Many groups were study groups for their entire duration, but many other groups are only study groups during a period of time that is specified in the GROUPS table and GROUPS_HISTORY view.
A group is first considered a "study group" on its GROUPS.Study_Grp date. The end of its tenure as a study group is determined by one of the following:
- We stopped regular observation/study of the group (i.e. we "dropped" them), indicated by the GROUPS.Last_Reg_Census date
- The group ceased to exist, indicated by the GROUPS.Cease_to_Exist date
- The group has not stopped being a study group (i.e. it is a "current" study group), so both the Last_Reg_Census and Cease_to_Exist are NULL
Note that it is possible for a group to cease to exist after having been dropped. Queries that check each of these dates should not consider the Cease_to_Exist date if Last_Reg_Census is not NULL.
An example query, returning each row in MEMBERS that is from a date in a study group:
SELECT members.* FROM members JOIN groups ON groups.gid = members.grp WHERE members.date >= groups.study_grp AND (members.date <= COALESCE(groups.last_reg_census, groups.cease_to_exist) OR (COALESCE(groups.last_reg_census, groups.cease_to_exist) IS NULL) )
One more thing.
The "AND" clause at the end is written that way to demonstrate the different possibilities bulleted above. That clause could be written more elegantly so that it only uses COALESCE() once. When those two columns from GROUPS are NULL, then we can satisfy the condition simply by providing a third option in the COALESCE() that will certainly always be after any date in MEMBERS:
AND members.date <= COALESCE(groups.last_reg_census , groups.cease_to_exist , NOW())
If a day ever comes where MEMBERS somehow has dates that are after NOW(), then this version will no longer work. It's probably safe to assume that won't happen.
How do I know when an individual is an "adult"?
For females, this is indicated in MATUREDATES. Males have mature dates as well--these indicate testicular enlargement--but usually this is not truly when a male becomes an "adult". In most of our analyses, the date the male first attained rank over adult males (in RANKDATES) is a better indicator of when a male is truly "adult".
If you're unsure which date to use for males, talk with your PI about which measurement would be more appropriate for your project. The answer is usually "rank date", so be prepared to discuss why testicular enlargement is especially important or relevant to whatever question(s) your project is investigating.
How do I calculate group size (per day/month/year)?
Calculating this daily is a simple query, but more often, users want to calculate group size per month. There are a few ways to go about doing this, each with its own inherent strengths and weaknesses. See two examples here, from the baboon project's shared GitHub repository.
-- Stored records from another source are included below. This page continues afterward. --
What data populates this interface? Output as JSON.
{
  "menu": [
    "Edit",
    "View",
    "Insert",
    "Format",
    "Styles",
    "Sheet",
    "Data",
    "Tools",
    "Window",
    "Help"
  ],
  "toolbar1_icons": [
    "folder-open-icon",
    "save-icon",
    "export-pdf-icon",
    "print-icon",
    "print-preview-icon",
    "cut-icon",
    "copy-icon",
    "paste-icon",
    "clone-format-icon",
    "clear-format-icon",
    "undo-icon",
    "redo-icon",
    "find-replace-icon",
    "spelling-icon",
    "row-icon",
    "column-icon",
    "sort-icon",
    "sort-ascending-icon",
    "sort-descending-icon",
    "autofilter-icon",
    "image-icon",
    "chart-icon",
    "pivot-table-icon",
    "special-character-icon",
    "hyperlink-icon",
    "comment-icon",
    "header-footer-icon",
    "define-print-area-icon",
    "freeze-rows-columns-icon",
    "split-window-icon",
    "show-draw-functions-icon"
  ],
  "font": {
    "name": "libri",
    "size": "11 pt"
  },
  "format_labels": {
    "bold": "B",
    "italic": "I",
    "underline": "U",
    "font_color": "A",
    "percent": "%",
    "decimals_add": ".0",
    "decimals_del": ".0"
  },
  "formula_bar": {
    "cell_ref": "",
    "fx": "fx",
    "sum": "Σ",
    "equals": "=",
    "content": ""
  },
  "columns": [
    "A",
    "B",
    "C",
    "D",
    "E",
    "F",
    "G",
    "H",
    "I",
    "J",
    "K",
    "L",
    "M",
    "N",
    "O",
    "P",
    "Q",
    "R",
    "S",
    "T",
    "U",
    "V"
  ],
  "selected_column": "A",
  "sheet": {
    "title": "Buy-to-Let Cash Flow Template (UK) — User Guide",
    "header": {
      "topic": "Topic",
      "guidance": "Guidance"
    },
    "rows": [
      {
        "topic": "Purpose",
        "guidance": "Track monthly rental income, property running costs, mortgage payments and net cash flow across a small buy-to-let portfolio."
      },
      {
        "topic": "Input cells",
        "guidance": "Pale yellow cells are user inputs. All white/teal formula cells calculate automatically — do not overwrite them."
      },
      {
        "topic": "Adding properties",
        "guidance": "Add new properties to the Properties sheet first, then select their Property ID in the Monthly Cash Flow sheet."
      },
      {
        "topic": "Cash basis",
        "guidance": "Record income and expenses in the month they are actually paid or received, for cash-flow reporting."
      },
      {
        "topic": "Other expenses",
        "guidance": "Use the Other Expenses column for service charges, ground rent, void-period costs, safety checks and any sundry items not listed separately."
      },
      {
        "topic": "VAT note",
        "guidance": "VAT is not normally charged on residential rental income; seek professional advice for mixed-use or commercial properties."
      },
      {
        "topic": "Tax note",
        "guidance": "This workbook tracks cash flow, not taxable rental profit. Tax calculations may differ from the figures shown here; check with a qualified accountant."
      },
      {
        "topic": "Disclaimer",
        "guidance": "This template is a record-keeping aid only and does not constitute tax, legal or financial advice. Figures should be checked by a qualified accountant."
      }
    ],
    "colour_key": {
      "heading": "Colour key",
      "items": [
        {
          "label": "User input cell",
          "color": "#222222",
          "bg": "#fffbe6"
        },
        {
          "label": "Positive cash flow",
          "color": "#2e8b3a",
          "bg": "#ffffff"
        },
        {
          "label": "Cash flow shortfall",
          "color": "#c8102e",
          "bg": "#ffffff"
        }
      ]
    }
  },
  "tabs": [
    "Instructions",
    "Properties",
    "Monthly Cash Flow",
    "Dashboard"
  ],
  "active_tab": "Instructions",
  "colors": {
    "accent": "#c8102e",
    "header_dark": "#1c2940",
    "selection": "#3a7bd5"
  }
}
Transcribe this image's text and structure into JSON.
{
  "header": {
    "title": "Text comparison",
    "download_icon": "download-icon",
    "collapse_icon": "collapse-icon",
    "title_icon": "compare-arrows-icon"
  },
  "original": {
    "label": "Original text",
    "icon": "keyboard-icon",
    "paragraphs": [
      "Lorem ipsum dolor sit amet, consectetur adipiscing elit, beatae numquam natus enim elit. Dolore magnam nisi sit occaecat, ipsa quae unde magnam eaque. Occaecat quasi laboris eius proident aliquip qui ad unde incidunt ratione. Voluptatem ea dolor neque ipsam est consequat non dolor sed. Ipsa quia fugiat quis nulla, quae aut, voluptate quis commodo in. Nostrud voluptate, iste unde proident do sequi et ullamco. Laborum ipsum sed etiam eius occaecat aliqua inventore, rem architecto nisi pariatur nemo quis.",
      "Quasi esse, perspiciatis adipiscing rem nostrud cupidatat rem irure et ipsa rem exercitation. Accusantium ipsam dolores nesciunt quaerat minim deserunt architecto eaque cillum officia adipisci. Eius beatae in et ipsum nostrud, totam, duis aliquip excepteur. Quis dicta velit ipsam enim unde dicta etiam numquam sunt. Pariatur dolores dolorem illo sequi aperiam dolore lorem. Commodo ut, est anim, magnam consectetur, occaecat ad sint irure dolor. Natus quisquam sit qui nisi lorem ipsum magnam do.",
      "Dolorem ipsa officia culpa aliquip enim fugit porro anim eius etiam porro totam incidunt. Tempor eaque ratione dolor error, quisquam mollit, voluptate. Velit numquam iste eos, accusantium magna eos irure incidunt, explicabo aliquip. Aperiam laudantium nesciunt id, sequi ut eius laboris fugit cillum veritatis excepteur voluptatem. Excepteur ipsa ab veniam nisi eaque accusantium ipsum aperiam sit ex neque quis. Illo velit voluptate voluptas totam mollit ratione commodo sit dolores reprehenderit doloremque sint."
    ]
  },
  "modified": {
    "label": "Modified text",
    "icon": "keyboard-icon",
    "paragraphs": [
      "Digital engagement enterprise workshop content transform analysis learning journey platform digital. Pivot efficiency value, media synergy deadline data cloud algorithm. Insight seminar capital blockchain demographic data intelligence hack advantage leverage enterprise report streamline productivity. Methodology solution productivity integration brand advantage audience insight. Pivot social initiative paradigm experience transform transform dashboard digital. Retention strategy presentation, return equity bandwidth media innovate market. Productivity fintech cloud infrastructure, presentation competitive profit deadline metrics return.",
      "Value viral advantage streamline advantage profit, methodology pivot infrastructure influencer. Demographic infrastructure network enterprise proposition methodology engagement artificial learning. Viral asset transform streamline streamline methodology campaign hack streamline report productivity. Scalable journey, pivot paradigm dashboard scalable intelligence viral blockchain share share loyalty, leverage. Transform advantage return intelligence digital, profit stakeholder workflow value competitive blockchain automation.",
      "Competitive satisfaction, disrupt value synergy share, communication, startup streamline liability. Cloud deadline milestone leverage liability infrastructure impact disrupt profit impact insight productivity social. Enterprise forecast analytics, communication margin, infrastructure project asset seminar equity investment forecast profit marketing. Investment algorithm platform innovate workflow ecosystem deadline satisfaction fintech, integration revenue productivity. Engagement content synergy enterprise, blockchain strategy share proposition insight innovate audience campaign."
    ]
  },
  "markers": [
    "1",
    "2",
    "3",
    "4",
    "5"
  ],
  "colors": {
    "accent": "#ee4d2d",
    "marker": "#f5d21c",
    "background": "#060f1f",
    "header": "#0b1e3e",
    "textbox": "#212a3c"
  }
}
Where do I find data about weather in Amboseli?
MIN_MAXS shows daily temperature lows and highs and rainfall, collected manually by members of the field team nearly every day since 15 Aug 1976. WEATHERHAWK has temperature lows and highs and rainfall, but it also has various other weather-related measurements (wind speed, barometric pressure, etc.). However, WEATHERHAWK has several important differences:
- The earliest data point is from 09 Nov 2003.
All of the data are collected by a WeatherHawk weather station.
- Occasionally, parts of the weather station wear out (e.g. sensors for solar radiation or humidity), and gaps form in related data sets until the part is repaired/replaced. A list of known gaps like these is maintained in the WEATHERHAWK_SENSOR_CHANGES_AND_FAILURES table in babase_pending.
The software used to collect data from the instrument has changed over the years, resulting in changes in the units used for wind speed measurements, and a change from integers to floating point numbers. See the WEATHERHAWK_SOFTWARES table for more information.
Each data point is for a single hour. Pretty much every other dataset in our database corresponds to a particular day or month, so you'll need to aggregate the WeatherHawk data into days/months before you can join it to other datasets.
How can I make a Babase-like database of my own?
It's complicated. See this page for our advice.